Lunchbreak Concerts in association with Sound

ATHENAEUM WINDS
ALASDAIR GARRETT: Flute | CLARA LAFUENTE: Oboe | JENNA SLOANE: French horn | ANNA MARY LYNCH: Bassoon | JENNIFER DUNSMORE: Clarinet

SALVATION ARMY CITADEL
Thursday, 29 October 2015

The seven movements of Oliver Searle’s Pilgrim of Curiosity was a great choice to represent sound at today’s Lunchbreak Concert. It was one of those new twenty-first century works, attractively tonal, yet with a fresh and fascinating approach to melody and harmony and just one or two surprises. I am pretty sure our audience enjoyed it. Above all it was superbly written for today’s wind ensemble and brilliantly well played by the five young musicians representing Athenaeum Winds – all but one of them different from the performers mentioned in the programme, most of those having to fulfil previously booked playing commitments elsewhere.
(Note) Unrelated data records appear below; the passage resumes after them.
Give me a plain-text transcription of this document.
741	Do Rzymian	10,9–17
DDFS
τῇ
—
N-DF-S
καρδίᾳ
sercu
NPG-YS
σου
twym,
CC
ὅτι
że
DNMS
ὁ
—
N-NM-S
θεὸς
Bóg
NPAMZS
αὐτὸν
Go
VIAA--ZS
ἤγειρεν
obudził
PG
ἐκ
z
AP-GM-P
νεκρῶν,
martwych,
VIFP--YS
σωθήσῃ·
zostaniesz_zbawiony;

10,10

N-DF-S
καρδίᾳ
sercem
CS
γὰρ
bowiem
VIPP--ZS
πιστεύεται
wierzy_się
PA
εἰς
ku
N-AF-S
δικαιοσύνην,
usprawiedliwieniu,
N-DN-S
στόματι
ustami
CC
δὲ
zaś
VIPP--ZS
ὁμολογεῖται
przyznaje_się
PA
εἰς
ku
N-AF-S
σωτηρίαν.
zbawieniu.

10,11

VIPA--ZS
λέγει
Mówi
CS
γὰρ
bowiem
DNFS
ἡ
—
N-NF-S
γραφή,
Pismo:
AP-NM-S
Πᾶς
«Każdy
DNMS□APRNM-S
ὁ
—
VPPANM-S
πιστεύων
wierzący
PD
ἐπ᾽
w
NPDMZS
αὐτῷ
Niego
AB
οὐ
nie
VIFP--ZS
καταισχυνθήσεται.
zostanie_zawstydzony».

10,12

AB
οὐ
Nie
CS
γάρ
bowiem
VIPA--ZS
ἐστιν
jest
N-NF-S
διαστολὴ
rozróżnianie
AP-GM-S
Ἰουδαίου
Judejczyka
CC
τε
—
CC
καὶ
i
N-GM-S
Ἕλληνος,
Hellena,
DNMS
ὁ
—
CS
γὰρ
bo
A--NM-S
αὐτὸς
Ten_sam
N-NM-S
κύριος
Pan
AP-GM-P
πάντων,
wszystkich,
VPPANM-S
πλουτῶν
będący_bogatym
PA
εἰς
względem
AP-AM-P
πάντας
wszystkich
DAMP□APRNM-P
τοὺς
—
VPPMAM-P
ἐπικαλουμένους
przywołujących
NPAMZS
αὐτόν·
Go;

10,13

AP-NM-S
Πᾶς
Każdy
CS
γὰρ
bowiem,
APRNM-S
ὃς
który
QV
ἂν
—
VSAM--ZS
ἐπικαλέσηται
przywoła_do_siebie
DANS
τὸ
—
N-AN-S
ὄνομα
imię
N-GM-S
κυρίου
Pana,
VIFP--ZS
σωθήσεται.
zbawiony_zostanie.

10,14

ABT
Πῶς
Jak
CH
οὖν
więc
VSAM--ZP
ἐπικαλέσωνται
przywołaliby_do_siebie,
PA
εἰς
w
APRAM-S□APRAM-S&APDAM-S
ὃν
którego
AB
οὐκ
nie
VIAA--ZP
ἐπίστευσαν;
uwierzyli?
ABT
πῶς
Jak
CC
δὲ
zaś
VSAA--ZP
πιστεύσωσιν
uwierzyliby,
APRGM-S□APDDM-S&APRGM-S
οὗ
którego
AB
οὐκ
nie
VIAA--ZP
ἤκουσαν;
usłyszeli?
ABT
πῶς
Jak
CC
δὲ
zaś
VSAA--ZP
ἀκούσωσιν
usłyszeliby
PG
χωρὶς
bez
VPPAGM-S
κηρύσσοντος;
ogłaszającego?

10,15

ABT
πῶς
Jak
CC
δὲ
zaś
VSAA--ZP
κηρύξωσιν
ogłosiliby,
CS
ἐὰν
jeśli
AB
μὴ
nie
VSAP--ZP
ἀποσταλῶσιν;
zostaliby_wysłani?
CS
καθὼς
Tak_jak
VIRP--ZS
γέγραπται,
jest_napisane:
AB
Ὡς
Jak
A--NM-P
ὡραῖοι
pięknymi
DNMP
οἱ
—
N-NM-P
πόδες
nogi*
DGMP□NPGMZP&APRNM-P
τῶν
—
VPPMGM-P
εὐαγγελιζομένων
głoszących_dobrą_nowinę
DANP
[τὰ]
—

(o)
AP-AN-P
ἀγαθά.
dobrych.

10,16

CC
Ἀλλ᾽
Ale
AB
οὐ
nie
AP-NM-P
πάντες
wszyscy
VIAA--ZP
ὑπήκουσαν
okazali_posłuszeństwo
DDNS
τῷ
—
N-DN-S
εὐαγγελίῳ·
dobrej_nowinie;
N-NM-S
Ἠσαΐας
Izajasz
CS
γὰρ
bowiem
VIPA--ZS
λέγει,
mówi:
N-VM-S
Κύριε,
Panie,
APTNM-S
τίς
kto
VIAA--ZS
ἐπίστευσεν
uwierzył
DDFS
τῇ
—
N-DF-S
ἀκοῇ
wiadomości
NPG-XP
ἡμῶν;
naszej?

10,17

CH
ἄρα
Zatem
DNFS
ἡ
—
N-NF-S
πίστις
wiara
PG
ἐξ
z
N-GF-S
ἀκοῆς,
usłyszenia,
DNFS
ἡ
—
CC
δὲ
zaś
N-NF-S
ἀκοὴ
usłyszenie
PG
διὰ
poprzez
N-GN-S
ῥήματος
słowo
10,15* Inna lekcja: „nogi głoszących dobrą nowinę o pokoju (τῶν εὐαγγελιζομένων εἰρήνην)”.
In his pre-concert chat with the composer, Dr Roger Williams recalled the Edinburgh Quartet’s performance of Silent Shores by Tom Harrold which was inspired by the composer’s journey to the Isle of Arran on a misty day. The composer on that day warned us that his music was not intended as a graphic illustration of that journey. Oliver Searle said something similar but in discovering the seven movements, many of the features highlighted in the programme note come through quite clearly to me. Interestingly enough, the Isle of Arran was also one of the places visited by Searle and remembered in his fourth movement Waverley Dawn. Many of the movements however were musical memories of places you would not expect to be together, for instance Waverley Dawn was twinned with Wat Arun (Temple of the Dawn) in Thailand and in the following movement entitled Orthodox, a Kintyre Fishing Boat was linked to Orthodox Churches in Slovenia – that indeed is the way the memory stores our experiences finding connections and similarities that other people might not see.
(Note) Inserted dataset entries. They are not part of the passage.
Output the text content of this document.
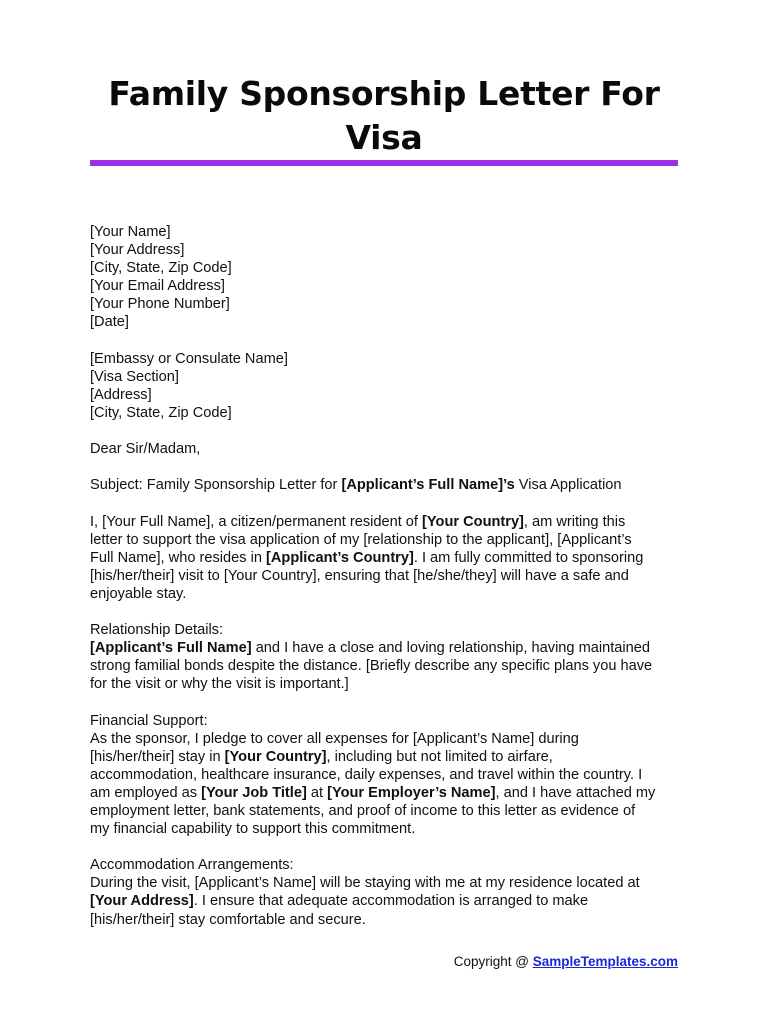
Family Sponsorship Letter For
Visa
[Your Name]
[Your Address]
[City, State, Zip Code]
[Your Email Address]
[Your Phone Number]
[Date]
[Embassy or Consulate Name]
[Visa Section]
[Address]
[City, State, Zip Code]
Dear Sir/Madam,
Subject: Family Sponsorship Letter for [Applicant’s Full Name]’s Visa Application
I, [Your Full Name], a citizen/permanent resident of [Your Country], am writing this
letter to support the visa application of my [relationship to the applicant], [Applicant’s
Full Name], who resides in [Applicant’s Country]. I am fully committed to sponsoring
[his/her/their] visit to [Your Country], ensuring that [he/she/they] will have a safe and
enjoyable stay.
Relationship Details:
[Applicant’s Full Name] and I have a close and loving relationship, having maintained
strong familial bonds despite the distance. [Briefly describe any specific plans you have
for the visit or why the visit is important.]
Financial Support:
As the sponsor, I pledge to cover all expenses for [Applicant’s Name] during
[his/her/their] stay in [Your Country], including but not limited to airfare,
accommodation, healthcare insurance, daily expenses, and travel within the country. I
am employed as [Your Job Title] at [Your Employer’s Name], and I have attached my
employment letter, bank statements, and proof of income to this letter as evidence of
my financial capability to support this commitment.
Accommodation Arrangements:
During the visit, [Applicant’s Name] will be staying with me at my residence located at
[Your Address]. I ensure that adequate accommodation is arranged to make
[his/her/their] stay comfortable and secure.
Copyright @ SampleTemplates.com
The opening movement of the work, Blue Benedictine, began with a clear, strong horn solo beautifully played by Jenna Sloane. Attractive harmonies and counterpoints with just enough unusual twists were played by the ensemble visiting the composer’s memories of a visit to a church in Florence. A Benedictine monk chant merged seamlessly into just a suggestion of the blues celebrating the name of the tour that led to the church – Chicago River Tour.

Millport Godzilla began with horn and bassoon calling and answering to represent the sound of a foghorn. This remained as an important feature of the movement working as a kind of steadying bass while the other players capered busily on top.

Waverley Dawn had a delightful spicing of humour recalling a very bad, probably drunken, accordion player on the boat trip to Arran and then in Thailand, a busking percussionist who had built his drumkit from assorted rubbish. Here Oliver Searle got the performers to use a variety of avant garde instrumental techniques that changed the wind group into a surprising percussion ensemble. I appreciated this because these effects had a proper raison d’être in recreating part of the story told by the music rather than being included just to let the composer or the performers show off. At the end of the movement the flute had an eastern melodic quality that suggested Thailand.

Orthodox which we were told was marked by the composer as “delicately rhythmic and unassuming” began with rising scalar passages out of which memories of the Slovenian Orthodox chants emerged.

Illinois Acceptance was listed as an arrangement of the final movement of Erwin Schulhoff’s String Quartet No. 1. Oliver Searle’s wind writing totally transformed the music. It came across as having been originally conceived for wind quintet – quite an achievement in imaginative instrumental scoring – delightfully colourful woodwind writing showing real mastery of the medium.

In Namu, which we were told was very hymn-like, a water taxi on the river Clyde was twinned with a visit to the Haedong Yonggungsa Temple in South Korea. What was to become the full melody was slowly revealed starting with just three notes. The oboe had a lively part in what emerged as a series of variations.

The final movement brought together a speedboat from the island of Kerrera part of the Inner Hebrides with the Masjid Jamek Mosque in Kuala Lumpur. The title of the movement Selamat Tinggal in the Malay language means Goodbye. It was a bright and breezy movement, just right as a finale. I have often wondered what it is about final movements that you can always recognise that they are exactly that. I have never been able to pin it down because they are all so different but Oliver Searle clearly understood exactly how to write one. He shared some magical memories with us and as someone who hardly ever travels, it was much appreciated.